How is my interpretation muddy or my take “narrow-minded”? As the end user whose work life has been radically impacted by technology, and a doctor who bears significant responsibility for the health outcomes of my patients, I think I have a right to discuss my thoughts about the healthcare technological revolution without being called “narrow-minded”.

What may be narrow-minded is Khosla’s representation of doctors as part of the problem and not the solution. I won’t get into his calling us “lazy”, or his implications that it is only the top 20% of docs – whoever they are – who are worth having around.

Maybe it’s simply that Khosla has decided that Steve Jobs was right when he said that  –  “A lot of times, people don’t know what they want until you show it to them.”

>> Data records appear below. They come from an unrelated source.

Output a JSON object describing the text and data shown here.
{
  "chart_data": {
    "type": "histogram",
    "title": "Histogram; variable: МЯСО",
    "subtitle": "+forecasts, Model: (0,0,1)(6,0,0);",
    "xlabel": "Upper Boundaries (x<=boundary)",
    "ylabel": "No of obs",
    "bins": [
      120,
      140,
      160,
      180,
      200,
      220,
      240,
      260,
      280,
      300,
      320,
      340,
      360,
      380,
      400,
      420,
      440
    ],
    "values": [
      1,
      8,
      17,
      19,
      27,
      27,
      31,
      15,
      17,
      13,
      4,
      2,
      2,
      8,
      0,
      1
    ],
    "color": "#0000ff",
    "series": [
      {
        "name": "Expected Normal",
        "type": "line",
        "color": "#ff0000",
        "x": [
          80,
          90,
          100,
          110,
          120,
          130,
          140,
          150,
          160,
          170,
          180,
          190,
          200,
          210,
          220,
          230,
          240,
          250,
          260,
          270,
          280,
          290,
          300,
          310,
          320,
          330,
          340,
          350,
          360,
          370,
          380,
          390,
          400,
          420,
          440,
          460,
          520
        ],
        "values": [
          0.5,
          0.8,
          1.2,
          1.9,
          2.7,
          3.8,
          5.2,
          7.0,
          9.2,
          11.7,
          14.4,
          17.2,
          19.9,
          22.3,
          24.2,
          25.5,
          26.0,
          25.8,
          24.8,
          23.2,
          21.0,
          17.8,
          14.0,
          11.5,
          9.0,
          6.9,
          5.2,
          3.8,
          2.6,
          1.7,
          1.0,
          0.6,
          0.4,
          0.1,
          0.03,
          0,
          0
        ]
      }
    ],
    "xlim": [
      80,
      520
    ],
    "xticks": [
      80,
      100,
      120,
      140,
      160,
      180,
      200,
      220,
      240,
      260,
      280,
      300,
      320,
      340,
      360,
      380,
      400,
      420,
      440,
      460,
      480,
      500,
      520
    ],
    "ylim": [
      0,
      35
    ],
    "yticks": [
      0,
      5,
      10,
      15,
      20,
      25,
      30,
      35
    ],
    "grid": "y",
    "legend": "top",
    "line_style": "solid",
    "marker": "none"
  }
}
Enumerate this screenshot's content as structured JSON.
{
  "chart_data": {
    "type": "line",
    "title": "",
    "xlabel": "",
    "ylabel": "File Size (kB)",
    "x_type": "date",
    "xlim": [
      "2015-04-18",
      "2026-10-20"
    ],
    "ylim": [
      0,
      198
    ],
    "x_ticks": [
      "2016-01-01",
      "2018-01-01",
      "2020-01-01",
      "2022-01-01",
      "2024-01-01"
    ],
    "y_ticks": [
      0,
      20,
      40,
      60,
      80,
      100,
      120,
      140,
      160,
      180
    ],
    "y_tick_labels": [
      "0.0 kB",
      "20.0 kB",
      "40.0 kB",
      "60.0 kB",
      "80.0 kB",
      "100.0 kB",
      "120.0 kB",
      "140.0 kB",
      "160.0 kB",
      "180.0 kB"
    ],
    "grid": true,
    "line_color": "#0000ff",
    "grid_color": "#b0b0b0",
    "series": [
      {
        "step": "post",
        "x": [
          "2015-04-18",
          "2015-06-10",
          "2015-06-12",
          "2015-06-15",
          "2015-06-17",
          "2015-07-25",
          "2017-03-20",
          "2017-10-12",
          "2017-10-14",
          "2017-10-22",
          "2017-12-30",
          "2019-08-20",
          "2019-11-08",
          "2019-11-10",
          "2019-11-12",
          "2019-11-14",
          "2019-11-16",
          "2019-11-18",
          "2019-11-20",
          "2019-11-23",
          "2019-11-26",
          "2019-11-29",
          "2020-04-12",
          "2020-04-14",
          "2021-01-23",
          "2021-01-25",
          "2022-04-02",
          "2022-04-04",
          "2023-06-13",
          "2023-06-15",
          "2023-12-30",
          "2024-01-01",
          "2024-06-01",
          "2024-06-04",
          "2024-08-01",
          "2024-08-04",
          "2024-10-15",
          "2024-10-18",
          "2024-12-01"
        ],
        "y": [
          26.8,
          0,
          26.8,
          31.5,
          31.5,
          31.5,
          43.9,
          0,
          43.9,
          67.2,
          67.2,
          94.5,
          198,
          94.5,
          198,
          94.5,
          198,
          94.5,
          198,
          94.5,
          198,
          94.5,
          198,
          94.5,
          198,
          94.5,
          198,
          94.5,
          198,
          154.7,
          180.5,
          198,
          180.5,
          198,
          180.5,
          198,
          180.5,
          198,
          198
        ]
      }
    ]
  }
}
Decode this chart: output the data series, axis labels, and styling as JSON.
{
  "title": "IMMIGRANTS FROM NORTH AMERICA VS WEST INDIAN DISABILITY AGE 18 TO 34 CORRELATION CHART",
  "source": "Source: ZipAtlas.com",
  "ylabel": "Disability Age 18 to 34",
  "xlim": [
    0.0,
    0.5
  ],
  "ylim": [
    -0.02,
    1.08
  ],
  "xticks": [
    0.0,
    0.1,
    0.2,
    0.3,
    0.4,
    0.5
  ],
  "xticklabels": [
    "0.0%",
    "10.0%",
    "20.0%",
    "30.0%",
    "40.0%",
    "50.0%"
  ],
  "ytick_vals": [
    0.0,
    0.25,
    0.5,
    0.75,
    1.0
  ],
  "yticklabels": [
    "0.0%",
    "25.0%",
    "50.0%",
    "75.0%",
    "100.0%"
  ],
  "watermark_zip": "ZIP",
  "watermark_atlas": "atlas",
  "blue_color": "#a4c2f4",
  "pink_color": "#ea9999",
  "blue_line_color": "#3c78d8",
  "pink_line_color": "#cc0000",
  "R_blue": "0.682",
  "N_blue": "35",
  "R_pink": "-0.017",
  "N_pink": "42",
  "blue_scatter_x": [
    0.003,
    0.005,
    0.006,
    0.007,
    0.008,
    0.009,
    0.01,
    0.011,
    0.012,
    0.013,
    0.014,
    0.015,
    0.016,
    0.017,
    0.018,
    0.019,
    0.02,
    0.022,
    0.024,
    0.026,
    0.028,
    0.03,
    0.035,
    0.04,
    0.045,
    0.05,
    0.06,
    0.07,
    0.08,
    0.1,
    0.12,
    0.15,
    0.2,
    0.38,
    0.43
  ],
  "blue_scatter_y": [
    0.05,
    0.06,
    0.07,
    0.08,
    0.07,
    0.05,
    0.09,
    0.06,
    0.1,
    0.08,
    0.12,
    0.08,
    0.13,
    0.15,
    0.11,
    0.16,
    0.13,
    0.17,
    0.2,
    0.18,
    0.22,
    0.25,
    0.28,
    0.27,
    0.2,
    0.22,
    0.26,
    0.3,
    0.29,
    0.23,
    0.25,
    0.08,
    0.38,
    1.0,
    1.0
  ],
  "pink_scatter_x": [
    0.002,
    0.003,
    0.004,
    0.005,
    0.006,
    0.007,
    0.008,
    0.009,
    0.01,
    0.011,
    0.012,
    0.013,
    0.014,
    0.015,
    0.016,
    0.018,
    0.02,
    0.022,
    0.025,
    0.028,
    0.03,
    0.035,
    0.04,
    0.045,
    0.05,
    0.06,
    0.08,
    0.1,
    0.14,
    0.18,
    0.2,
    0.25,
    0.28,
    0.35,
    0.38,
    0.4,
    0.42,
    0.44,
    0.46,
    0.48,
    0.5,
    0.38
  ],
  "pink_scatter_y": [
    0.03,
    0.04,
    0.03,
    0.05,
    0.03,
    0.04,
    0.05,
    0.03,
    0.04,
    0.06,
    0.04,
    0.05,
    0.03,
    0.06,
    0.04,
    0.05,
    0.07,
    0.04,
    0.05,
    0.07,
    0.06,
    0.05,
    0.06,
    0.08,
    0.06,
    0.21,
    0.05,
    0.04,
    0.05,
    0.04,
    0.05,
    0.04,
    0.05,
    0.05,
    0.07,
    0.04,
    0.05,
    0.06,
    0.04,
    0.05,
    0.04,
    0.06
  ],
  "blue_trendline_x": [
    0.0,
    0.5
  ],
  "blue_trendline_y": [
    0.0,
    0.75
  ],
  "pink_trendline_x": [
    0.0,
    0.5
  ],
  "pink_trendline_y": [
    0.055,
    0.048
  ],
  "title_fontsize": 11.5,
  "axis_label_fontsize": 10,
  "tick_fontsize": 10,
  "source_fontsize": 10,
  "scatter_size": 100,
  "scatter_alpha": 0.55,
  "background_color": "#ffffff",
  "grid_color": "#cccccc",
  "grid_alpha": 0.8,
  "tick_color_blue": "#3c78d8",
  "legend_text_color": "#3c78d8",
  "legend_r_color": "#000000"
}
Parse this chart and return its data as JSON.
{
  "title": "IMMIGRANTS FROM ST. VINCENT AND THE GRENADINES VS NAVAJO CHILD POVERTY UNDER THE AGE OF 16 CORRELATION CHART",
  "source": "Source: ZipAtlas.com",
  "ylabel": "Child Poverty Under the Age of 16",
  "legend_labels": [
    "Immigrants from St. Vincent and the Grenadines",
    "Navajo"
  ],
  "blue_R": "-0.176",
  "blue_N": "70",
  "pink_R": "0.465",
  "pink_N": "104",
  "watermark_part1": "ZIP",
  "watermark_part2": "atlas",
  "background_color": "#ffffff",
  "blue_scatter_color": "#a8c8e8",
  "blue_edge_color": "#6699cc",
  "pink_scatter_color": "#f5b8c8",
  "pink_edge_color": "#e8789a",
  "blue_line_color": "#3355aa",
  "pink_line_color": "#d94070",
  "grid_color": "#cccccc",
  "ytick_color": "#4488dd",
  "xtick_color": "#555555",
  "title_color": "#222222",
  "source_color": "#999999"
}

In which case, I guess we docs (and by extension, our patients) are just supposed to shut up and wait until Khosla and the rest of the IT gurus show us what we want.

Or risk being called “narrow-minded”.

Margaret Polaneczky is a board certified obstetrician-gynecologist and Associate Professor of Clinical Obstetrics and Gynecology at Weill Medical College of Cornell University. You can follow her on THCB and at The Blog That Ate Manhattan where this post first appeared.

6 replies »

  1. Interesting, and part of larger dialog between healthcare community and Silicon Valley technologists, as I’ve discussed in the two Forbes posts below (plus references therein):



    This piece might also be of interest – discusses why healthcare might represent appealing alternative/compliment to consumer web:


  2. Jonathan H –

    Of course he has the right to call me anything he wants – this is America. I was speaking, however, not of Khosla’s civil rights but of his use of the term “narrow-minded” to describe my response. In my opinion, it reveals a hubris and disrespect for what physicians do and continue to do. To belittle us for practicing medicine within the constraints of the real world (ie., how dare we ask folks to come see us in our offices? As if we had the ability to take care of patients via the internet for centuries and just refused to do it.) is just one example of this attitude that doctors are the problem. We have been as limited as everyone has been until just now. Yet somehow we are the problem and not the solution.

    Thanks for your comment.


  3. “I think I have a right to discuss my thoughts about the healthcare technological revolution without being called “narrow-minded”.

    Regardless of who is correct on the question of how far IT will penetrate the practice of medicine in our lifetimes, you do not possess the “right” not to be called narrow-minded. It may not have been polite (or smart) of him to offend you and other physicians, but if he believes you are narrow-minded he has the right to say it. And you of course have the right to disagree and respond accordingly.

  4. It seems like Khosla has deployed a logical fallacy the ad hominem (see: http://www.nizkor.org/features/fallacies/ad-hominem.html.) Logical fallacies seem to be a standard part of the playbook for those trying to promote the commercial health care products or services in which they have vested interest (for other examples, look here on Health Care Renewal: http://hcrenewal.blogspot.com/search/label/logical%20fallacies). It’s easier and more vivid than trying to construct a logical argument. And since most people are no longer educated in logic, sadly it often works.

  5. I did not write anything about your first post, but let me at this opportunity point out that Mr. Khosla does not appear to have the slightest idea about the practice of medicine and the ambiguity and heterogeneity of the diagnostic process.